Nwosu’s short video is the first in a coming series from “Born to Engineer.” Don’t assume you need to be teaching engineering to show it to your students. In fact, high school may be too late if we are trying to attract more females to STEM professions. The exuberance, humor, and down-to-earth attitude that Nwosu exhibits in this video may be just the inspiration a 10-year-old may need to begin to consider getting more involved in STEM inside and outside of school.

If this interests you, here are some more engineering posts I have done in the past.
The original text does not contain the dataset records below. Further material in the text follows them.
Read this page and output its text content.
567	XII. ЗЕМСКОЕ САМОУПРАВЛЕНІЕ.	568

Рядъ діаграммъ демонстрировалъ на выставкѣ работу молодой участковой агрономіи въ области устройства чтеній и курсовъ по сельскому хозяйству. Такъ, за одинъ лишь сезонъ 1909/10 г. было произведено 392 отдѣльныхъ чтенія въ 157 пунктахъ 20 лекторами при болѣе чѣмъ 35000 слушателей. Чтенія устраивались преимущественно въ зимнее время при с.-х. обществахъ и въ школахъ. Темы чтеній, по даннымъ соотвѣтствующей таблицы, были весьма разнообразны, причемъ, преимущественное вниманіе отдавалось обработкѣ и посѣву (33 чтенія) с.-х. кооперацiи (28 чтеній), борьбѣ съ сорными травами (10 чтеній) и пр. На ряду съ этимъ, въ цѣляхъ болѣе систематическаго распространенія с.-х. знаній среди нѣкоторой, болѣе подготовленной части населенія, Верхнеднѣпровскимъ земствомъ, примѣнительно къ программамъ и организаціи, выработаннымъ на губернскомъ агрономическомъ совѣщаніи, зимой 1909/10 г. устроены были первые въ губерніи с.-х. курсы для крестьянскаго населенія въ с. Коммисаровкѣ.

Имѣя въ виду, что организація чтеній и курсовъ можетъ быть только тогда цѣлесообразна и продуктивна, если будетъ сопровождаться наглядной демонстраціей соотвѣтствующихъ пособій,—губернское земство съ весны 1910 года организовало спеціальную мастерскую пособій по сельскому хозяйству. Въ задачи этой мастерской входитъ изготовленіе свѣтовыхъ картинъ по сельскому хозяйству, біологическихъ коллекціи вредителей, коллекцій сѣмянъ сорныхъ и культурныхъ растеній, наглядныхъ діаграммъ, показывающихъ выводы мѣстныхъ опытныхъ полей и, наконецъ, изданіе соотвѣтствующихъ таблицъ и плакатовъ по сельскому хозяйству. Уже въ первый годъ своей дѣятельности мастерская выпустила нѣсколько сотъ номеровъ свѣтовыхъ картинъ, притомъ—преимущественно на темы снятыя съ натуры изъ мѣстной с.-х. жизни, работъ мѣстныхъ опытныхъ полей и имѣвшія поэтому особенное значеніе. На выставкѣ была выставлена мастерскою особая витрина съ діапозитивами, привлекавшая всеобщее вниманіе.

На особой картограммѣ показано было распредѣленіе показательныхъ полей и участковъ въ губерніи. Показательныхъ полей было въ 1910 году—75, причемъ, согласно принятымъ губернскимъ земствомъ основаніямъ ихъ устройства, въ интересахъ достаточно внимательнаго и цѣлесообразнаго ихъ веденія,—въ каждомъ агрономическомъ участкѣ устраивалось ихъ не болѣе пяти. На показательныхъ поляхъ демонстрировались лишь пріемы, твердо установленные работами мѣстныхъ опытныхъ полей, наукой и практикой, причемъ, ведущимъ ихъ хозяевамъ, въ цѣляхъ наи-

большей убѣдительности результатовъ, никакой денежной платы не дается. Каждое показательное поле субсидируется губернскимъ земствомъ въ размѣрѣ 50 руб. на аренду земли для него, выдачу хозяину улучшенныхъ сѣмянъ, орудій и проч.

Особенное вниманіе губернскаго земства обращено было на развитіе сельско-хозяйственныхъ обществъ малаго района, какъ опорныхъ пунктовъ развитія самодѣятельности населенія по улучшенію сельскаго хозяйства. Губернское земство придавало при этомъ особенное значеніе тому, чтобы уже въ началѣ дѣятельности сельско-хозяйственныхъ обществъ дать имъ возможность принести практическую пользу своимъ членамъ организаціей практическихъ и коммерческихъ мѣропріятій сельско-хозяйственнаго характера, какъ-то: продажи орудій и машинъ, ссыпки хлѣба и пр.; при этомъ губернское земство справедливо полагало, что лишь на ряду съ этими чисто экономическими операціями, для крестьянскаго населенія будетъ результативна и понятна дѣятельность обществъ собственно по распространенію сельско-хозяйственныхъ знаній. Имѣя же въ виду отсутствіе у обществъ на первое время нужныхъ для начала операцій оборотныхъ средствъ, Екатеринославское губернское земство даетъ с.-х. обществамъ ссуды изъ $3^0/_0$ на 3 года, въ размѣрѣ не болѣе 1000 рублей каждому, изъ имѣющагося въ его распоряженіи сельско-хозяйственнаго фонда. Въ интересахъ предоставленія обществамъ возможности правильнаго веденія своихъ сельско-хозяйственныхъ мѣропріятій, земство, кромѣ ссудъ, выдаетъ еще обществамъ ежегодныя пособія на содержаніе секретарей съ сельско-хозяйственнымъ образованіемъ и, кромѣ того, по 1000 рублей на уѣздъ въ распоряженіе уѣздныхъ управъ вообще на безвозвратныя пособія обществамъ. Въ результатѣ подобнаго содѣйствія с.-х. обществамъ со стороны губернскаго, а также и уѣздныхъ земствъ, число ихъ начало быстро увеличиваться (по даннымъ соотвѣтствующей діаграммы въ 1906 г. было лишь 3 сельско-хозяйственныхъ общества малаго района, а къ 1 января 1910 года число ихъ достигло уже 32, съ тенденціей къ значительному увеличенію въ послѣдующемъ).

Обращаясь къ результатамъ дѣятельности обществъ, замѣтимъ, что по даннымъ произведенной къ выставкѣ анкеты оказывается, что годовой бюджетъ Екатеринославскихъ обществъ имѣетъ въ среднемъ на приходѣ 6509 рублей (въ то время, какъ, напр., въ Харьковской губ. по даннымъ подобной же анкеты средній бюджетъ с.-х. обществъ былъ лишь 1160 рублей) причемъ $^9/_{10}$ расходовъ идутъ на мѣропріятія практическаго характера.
If the embedded video below does not work, you can also view it here.

Do Kids Voices Matter?

Kid Correspondent is a new series of videos brought to you by Soul Pancake. Hosted by the delightful Riah and numerous other amazing children, the show has the energy and charm of the Kid President videos (also produced by Soul Pancake) and John Krasinski’s Some Good News. Episode 3 of Kid Correspondent asks, “Do Kids Voices Matter?” In a brief interview with Mandy Moore, viewers will learn why we have elections, while other segments of the show look at a child’s perspective for getting his or her voice heard. Although the episode is nine and a half minutes long, young children will likely stay engaged throughout as they watch peers present, act silly, and inspire. Like Kid President, Riah gives a short Pep Talk during the video, and ends it with a Dance Party.

Let young people know that we value what they have to say by showing them this episode of Kid Correspondent. Voting is important, but there are many other ways they can make their voices count before they reach the age of 18.